Just a few thing you shouldn’t do in a check-out line, generally:
- Haggle over the validity of a ten cent coupon for meatless vegan sausage. I mean what’s the point, it’s just awful. Go put it back on the shelf and calmly leave the store.
- Suddenly realize, moments after the cashier has rung up your total, that you’ve forgotten something vital; something that you absolutely mustn’t leave the store without or your wife will give you that “how useless are you” speech. Retreat to the back of the store to retrieve the overlooked item. Take an eternity because you have trouble locating the item. Return fifteen minutes later with your item and an apologetic grin. (If the item you return with is meatless vegan sausage, you will be beaten sadistically.)
- Try to pay with a personal check if don’t have any identification. How long have you been alive on this planet?
- Try to pay with cash only to find you’re a little bit short. Then instead of putting something back (because everything you’re getting is absolutely vital, even the meatless vegan sausage) you rummage through all your jacket pockets to find that all you have are some loose Tic Tacs and an assortment of Canadian coins. (Obviously if you’re in Canada this is not a problem; Tic Tacs are widely used as currency there.)
- Juggle running chain saws.
- Lick the face of the person next to you and scream, “I have Ebola.”
- Get in the express line with a cart full of items. Then lick the face of the person next to you and scream, “I have Ebola.”
- Mime. (Miming should never be done anywhere for any reason.)
- Loudly sing Justin Bieber songs.
- Quietly sing Justin Bieber songs.
- Be Justin Bieber.
- Punch a mime in the face. (Sorry. This one’s acceptable and sometimes necessary.)
And now, something you shouldn’t do in a check-out line, specifically:
Don’t wait until you’ve been completely checked out, and all your items bagged, to start a personal conversation with the cashier.
We don’t care that your gout has been acting up.
We don’t care that your child’s soccer coach won’t put him in the game. Your kid sucks-deal with it.
We don’t care that your niece is in a loveless marriage. She shouldn’t have married her second cousin; we know it’s legal, but still.
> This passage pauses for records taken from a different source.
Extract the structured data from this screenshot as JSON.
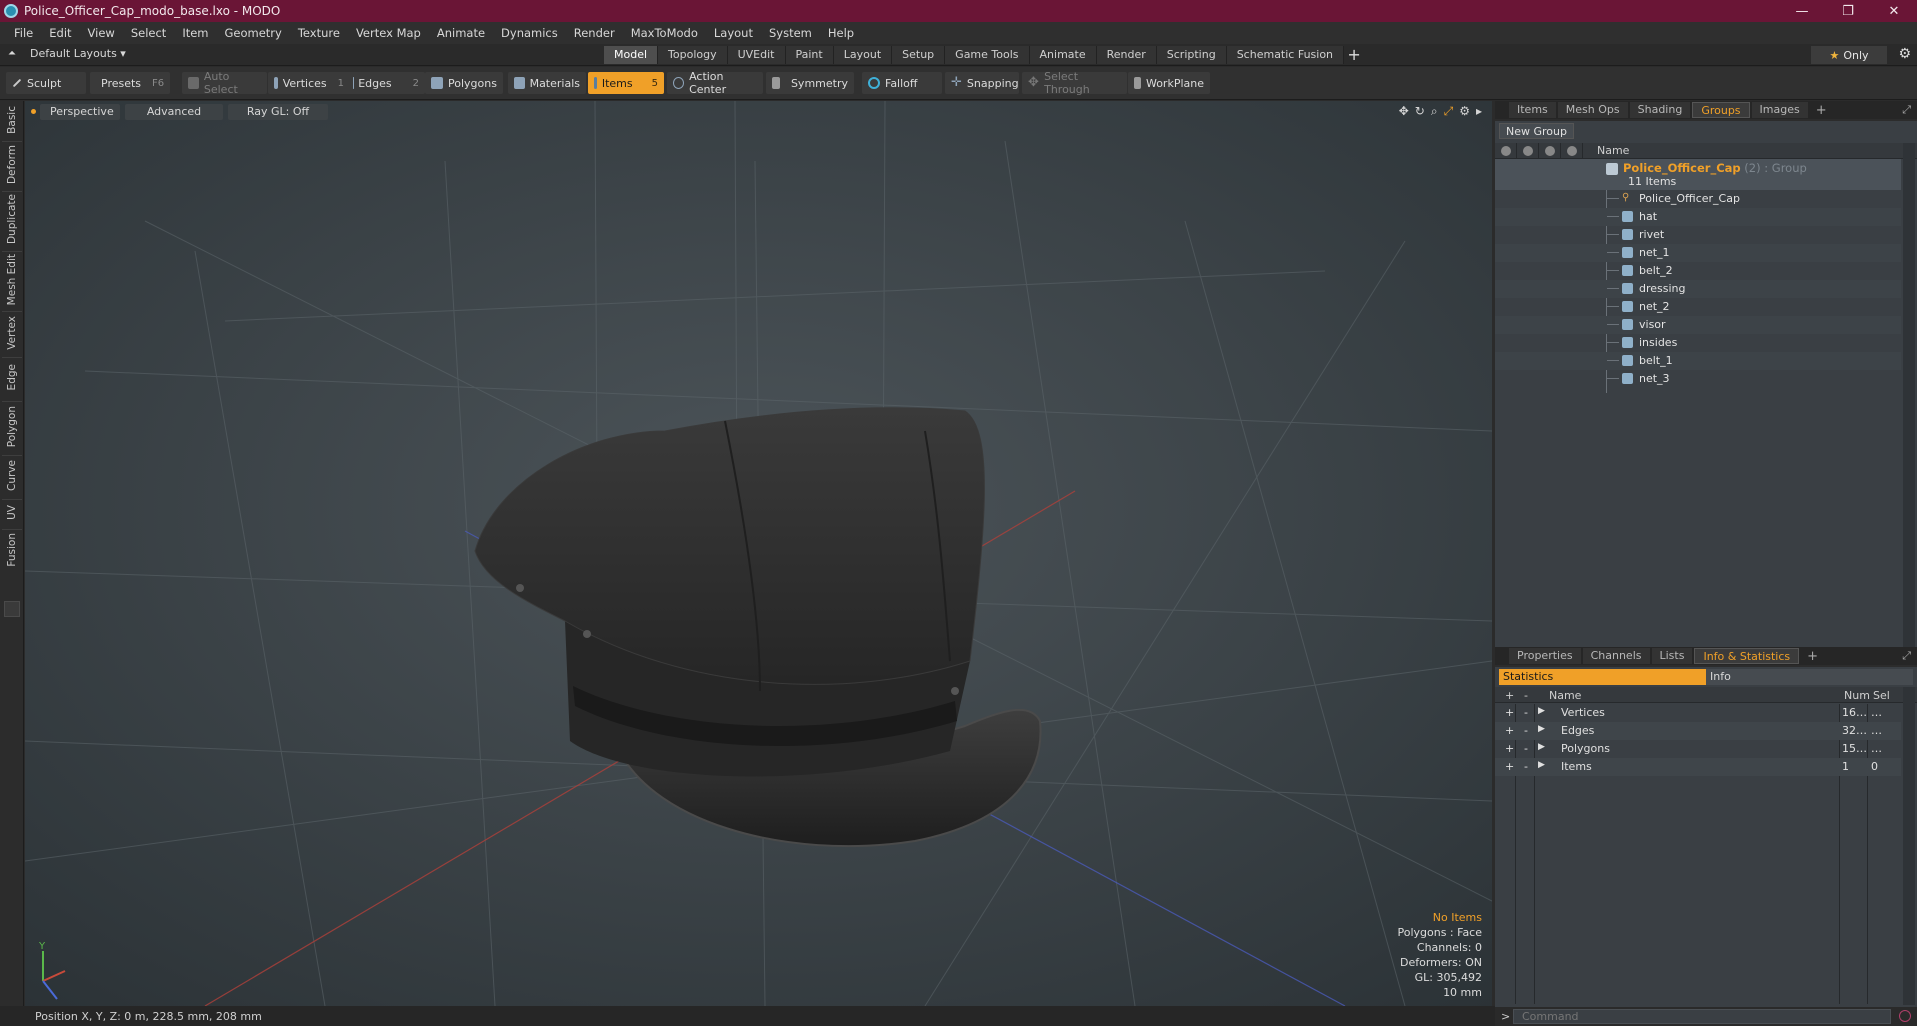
{
  "window": {
    "title": "Police_Officer_Cap_modo_base.lxo - MODO",
    "controls": {
      "minimize": "—",
      "restore": "❐",
      "close": "✕"
    }
  },
  "menu": [
    "File",
    "Edit",
    "View",
    "Select",
    "Item",
    "Geometry",
    "Texture",
    "Vertex Map",
    "Animate",
    "Dynamics",
    "Render",
    "MaxToModo",
    "Layout",
    "System",
    "Help"
  ],
  "layout_bar": {
    "layouts_label": "Default Layouts ▾",
    "tabs": [
      "Model",
      "Topology",
      "UVEdit",
      "Paint",
      "Layout",
      "Setup",
      "Game Tools",
      "Animate",
      "Render",
      "Scripting",
      "Schematic Fusion"
    ],
    "active_tab": "Model",
    "add": "+",
    "only_label": "Only",
    "only_star": "★",
    "settings_glyph": "⚙"
  },
  "toolbar": {
    "sculpt": "Sculpt",
    "presets": "Presets",
    "presets_key": "F6",
    "auto_select": "Auto Select",
    "vertices": "Vertices",
    "vertices_key": "1",
    "edges": "Edges",
    "edges_key": "2",
    "polygons": "Polygons",
    "materials": "Materials",
    "items": "Items",
    "items_key": "5",
    "action_center": "Action Center",
    "symmetry": "Symmetry",
    "falloff": "Falloff",
    "snapping": "Snapping",
    "select_through": "Select Through",
    "workplane": "WorkPlane"
  },
  "left_tabs": [
    "Basic",
    "Deform",
    "Duplicate",
    "Mesh Edit",
    "Vertex",
    "Edge",
    "Polygon",
    "Curve",
    "UV",
    "Fusion"
  ],
  "viewport": {
    "view_mode": "Perspective",
    "shading": "Advanced",
    "raygl": "Ray GL: Off",
    "info": {
      "selection": "No Items",
      "polygons": "Polygons : Face",
      "channels": "Channels: 0",
      "deformers": "Deformers: ON",
      "gl": "GL: 305,492",
      "scale": "10 mm"
    },
    "axis_label": "Y"
  },
  "status": {
    "position": "Position X, Y, Z:   0 m, 228.5 mm, 208 mm"
  },
  "top_panel": {
    "tabs": [
      "Items",
      "Mesh Ops",
      "Shading",
      "Groups",
      "Images"
    ],
    "active_tab": "Groups",
    "add": "+",
    "new_group": "New Group",
    "column_name": "Name",
    "group": {
      "name": "Police_Officer_Cap",
      "extra": " (2) : Group",
      "count": "11 Items"
    },
    "items": [
      "Police_Officer_Cap",
      "hat",
      "rivet",
      "net_1",
      "belt_2",
      "dressing",
      "net_2",
      "visor",
      "insides",
      "belt_1",
      "net_3"
    ]
  },
  "bottom_panel": {
    "tabs": [
      "Properties",
      "Channels",
      "Lists",
      "Info & Statistics"
    ],
    "active_tab": "Info & Statistics",
    "add": "+",
    "sub_tabs": {
      "statistics": "Statistics",
      "info": "Info"
    },
    "columns": {
      "plus": "+",
      "minus": "-",
      "name": "Name",
      "num": "Num",
      "sel": "Sel"
    },
    "rows": [
      {
        "name": "Vertices",
        "num": "16…",
        "sel": "…"
      },
      {
        "name": "Edges",
        "num": "32…",
        "sel": "…"
      },
      {
        "name": "Polygons",
        "num": "15…",
        "sel": "…"
      },
      {
        "name": "Items",
        "num": "1",
        "sel": "0"
      }
    ]
  },
  "command": {
    "prompt": ">",
    "placeholder": "Command"
  }
}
We don’t care that your gynecologist was arrested. He should have never been in that opium den to begin with. Do you really want a gynecologist who frequents opium dens anyway.
But mostly, we couldn’t give a rodent’s behind who you think should have been eliminated from Dancing With The Stars. There was a brief fleeting moment when we cared, but that was just a mass hallucination, and it passed.
If you believe the people in your general sphere of being, so desperately need to know your opinion, then call them later. Text them. Instant message them. Hell, open up your kitchen window and scream as loudly as you can in their general direction-I don’t care. Just get the hell out of the way.
If you’re upset because you’ve never seen Old Yeller, and now I’ve ruined it for you, I have only one thing to say: Rosebud was a sled.